In a news article titled HealthSouth Scandal Doesn’t Slow Former Chief the New York Times’ Milt Freudenheim profiles former Healthsouth CEO Richard Scrushy. Healthsouth was in may ways a corollary of Columbia/HCA and Medpartners. Whereas Columbia was hospitals and MedPartners was physician clinics, Healthsouth owns home health services and out-patient surgicenters. Like the other two it over-expanded and over-promised to Wall Street. The problem with for-profit health care in Wall Street terms is that these are all low-margin businesses, which are dependent on labor, and can produce little "same-store" growth without poaching business from competitors down the street. High growth businesses that Wall Street loves have high margins and produce high productivity gains to maintain them.

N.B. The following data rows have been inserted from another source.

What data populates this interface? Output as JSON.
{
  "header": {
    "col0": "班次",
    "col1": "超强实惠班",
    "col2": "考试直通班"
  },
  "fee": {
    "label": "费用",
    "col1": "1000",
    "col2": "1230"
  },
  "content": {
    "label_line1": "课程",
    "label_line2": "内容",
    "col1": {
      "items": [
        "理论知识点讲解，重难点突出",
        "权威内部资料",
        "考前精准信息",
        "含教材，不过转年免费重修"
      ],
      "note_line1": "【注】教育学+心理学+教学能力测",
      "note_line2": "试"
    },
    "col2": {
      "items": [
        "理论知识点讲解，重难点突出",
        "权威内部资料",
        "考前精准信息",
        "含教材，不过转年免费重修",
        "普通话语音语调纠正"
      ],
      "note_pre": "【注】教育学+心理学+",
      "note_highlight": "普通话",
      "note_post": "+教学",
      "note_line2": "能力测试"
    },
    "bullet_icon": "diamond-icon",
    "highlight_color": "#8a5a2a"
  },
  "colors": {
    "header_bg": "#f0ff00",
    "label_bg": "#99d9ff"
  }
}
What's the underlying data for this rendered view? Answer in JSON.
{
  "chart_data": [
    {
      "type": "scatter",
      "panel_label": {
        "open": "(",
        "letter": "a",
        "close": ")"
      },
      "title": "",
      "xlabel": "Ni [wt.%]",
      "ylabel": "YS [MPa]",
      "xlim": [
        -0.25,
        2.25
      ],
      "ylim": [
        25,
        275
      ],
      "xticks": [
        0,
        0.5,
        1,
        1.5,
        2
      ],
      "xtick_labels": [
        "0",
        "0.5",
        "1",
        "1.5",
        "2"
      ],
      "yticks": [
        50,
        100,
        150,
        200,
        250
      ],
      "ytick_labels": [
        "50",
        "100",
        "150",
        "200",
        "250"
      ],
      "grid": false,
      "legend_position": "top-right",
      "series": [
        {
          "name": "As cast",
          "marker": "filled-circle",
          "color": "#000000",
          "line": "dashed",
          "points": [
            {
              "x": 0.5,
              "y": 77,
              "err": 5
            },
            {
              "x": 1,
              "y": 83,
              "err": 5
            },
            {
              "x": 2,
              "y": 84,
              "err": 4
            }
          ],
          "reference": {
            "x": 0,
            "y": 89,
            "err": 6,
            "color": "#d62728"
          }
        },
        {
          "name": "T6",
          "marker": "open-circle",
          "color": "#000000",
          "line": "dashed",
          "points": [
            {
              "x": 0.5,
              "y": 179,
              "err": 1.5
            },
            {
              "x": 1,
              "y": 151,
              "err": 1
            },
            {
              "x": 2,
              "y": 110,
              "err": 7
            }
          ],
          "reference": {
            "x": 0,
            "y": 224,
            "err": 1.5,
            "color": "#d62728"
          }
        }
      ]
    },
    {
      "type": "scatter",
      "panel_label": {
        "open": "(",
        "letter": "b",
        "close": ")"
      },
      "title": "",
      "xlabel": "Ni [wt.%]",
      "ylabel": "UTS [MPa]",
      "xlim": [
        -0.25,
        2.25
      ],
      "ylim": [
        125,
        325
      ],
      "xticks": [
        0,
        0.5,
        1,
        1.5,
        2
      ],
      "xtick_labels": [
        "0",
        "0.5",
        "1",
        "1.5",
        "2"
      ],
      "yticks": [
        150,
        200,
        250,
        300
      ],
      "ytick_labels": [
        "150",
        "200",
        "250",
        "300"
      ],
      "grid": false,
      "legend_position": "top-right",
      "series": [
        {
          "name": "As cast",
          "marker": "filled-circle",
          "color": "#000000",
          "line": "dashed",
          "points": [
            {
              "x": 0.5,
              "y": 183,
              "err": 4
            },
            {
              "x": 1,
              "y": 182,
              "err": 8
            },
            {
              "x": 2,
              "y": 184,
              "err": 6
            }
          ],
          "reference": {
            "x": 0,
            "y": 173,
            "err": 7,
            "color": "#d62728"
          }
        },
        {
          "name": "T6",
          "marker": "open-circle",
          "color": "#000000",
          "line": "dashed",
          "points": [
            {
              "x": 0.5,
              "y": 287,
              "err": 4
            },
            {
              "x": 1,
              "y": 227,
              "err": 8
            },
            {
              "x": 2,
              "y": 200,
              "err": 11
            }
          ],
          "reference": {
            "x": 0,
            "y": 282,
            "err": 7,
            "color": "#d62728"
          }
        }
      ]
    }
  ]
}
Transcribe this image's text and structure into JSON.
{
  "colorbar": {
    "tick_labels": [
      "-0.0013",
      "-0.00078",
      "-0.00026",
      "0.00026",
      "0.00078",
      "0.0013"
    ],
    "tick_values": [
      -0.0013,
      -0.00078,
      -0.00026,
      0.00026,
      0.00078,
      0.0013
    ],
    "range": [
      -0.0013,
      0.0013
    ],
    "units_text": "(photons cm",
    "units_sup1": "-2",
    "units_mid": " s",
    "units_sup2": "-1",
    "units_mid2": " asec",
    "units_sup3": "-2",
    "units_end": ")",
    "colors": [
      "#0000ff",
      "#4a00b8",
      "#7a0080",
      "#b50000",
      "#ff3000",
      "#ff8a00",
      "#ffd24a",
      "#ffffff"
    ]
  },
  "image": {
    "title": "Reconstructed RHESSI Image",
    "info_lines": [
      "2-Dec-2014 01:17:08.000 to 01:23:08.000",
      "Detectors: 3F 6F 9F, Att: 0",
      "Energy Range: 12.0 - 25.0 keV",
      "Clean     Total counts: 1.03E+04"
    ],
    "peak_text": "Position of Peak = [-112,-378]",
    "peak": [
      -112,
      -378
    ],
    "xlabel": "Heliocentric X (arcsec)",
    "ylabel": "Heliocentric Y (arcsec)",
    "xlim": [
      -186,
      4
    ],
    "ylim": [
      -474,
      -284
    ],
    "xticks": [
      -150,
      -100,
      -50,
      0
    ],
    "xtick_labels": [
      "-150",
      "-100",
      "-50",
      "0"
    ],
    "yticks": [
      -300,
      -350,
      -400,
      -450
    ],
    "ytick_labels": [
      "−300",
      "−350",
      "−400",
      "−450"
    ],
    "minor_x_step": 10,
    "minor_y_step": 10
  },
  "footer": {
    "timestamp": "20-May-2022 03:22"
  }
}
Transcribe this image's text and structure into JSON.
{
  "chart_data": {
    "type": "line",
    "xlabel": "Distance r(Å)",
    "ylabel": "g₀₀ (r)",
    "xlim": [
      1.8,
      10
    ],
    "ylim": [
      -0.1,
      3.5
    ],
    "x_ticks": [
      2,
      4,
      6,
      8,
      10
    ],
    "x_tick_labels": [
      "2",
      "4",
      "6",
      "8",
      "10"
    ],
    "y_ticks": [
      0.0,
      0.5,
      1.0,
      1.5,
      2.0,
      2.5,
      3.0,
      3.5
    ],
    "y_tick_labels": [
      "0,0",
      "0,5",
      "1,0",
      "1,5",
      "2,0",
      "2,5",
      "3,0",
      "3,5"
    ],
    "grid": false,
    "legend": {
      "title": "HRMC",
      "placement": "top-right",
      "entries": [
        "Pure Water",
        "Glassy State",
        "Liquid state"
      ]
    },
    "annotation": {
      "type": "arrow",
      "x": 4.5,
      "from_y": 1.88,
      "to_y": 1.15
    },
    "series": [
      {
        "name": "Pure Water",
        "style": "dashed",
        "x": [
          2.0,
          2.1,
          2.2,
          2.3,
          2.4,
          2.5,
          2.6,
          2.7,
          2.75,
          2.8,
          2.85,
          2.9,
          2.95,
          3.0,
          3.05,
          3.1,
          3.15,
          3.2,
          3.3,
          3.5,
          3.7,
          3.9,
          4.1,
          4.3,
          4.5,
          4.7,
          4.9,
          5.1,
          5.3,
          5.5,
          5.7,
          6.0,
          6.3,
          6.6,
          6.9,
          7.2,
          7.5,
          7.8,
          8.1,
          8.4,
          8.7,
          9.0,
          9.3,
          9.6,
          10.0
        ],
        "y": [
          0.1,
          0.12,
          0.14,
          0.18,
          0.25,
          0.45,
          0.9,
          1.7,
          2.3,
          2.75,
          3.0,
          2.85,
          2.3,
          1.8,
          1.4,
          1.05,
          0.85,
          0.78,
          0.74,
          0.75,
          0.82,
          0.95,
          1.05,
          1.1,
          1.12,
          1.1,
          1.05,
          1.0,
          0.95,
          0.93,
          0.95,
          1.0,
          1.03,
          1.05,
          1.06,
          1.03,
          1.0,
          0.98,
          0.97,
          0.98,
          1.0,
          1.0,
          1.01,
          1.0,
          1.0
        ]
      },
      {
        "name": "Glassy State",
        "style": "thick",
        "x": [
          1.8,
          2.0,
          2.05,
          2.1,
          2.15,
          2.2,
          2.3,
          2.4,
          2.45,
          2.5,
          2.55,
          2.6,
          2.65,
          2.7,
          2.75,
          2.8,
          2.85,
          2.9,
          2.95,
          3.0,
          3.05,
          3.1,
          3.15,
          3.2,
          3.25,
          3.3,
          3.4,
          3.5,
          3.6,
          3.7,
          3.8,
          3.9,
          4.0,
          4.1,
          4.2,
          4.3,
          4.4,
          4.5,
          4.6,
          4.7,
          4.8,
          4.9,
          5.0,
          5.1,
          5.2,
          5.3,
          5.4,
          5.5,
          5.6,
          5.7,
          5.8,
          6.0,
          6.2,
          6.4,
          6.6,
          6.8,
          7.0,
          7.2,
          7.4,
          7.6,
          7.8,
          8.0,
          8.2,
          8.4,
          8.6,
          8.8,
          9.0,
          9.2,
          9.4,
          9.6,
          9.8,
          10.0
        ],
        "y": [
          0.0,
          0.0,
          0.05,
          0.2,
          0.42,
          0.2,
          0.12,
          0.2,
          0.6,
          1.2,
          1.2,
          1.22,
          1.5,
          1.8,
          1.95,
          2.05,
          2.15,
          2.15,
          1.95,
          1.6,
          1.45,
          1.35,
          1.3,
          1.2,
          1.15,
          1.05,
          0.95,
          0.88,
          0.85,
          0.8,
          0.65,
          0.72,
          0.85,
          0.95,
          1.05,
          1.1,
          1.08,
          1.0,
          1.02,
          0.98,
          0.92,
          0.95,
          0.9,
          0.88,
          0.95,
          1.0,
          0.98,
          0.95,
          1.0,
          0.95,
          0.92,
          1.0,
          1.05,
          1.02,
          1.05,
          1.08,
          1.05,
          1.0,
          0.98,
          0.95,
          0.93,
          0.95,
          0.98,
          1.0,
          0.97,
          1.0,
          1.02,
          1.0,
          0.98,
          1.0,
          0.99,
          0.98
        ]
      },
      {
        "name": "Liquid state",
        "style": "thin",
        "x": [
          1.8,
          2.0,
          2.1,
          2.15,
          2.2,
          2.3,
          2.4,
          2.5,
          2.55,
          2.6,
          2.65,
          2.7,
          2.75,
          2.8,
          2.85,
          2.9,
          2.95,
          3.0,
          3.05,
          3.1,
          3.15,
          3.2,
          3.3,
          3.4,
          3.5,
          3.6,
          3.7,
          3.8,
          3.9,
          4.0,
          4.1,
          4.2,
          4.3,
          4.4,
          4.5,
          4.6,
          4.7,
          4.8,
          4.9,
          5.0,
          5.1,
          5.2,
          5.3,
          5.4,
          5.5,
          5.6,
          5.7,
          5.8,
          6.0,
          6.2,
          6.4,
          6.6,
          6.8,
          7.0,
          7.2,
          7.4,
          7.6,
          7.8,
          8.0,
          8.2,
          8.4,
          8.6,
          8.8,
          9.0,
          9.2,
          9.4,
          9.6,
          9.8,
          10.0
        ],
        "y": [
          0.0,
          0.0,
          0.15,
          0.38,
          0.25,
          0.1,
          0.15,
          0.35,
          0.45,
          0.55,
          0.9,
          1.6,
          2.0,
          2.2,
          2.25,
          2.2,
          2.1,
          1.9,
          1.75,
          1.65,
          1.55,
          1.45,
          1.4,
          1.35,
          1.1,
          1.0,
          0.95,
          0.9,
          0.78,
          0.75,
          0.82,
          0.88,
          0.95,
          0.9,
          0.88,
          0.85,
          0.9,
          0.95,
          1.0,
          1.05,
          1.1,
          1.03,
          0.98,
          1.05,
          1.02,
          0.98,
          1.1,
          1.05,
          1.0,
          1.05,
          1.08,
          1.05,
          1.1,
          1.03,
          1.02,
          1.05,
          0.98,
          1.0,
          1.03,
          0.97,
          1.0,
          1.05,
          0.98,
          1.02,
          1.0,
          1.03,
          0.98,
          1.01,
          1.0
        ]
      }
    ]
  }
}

None of these companies fundamentally changed the way medical care was delivered by introducing huge productivity gains. Even in the early days of Medpartners when they bought multi-specialty groups like Mullikin Medical Centers in Los Angeles, the promise of new ways of delivering care more cost-effectively under capitation ended up passing the improved margins onto payers and health plans. Then when "medical trend" went back up in the mid-1990s the capitated groups were left holding the bag. Medpartners (of which Scrushy was also briefly Chairman) ended up going into bankruptcy, although the company reemerged as the now successful PBM CaremarkRx.
Given that Wall Street likes high margins and perpetual growth, yet creating high margins in medical care delivery is difficult, these for-profit companies are left with three options.
1) Buy competitors rapidly and mask flat "same-store" growth with overall revenue growth until the music stops and there’s no-one left to buy. (Medpartners, Columbia/HCA).
2) Increase margins and revenue by sticking it to payers (especially Medicare) and hope they don’t notice. Problem is they will eventually. (Columbia/HCA, Tenet)
3) Lie about it. Claim to be making massive profits, even if it’s not true, until the FBI wakes up. (Healthsouth, Enron — OK, OK I know they weren’t a healthcare company but it’s the same principle)
There is of course the fourth option, that of admitting you are a low margin player like a utility company, and accepting the low valuation Wall Street gives you. But that’s not really much fun, is it?
As for Scrushy at Healthsouth, he’s clearly still having lots of fun going powerboating and jetting around in his new plane. He’s also claiming that he knew nothing about what the 12 of his lackeys who’ve already plead guilty to fraud were doing. That sounds similar to Ken Lay’s claims about his innocence to what was going on at Enron. Who knows? They may end up sharing the same cell at Club Fed.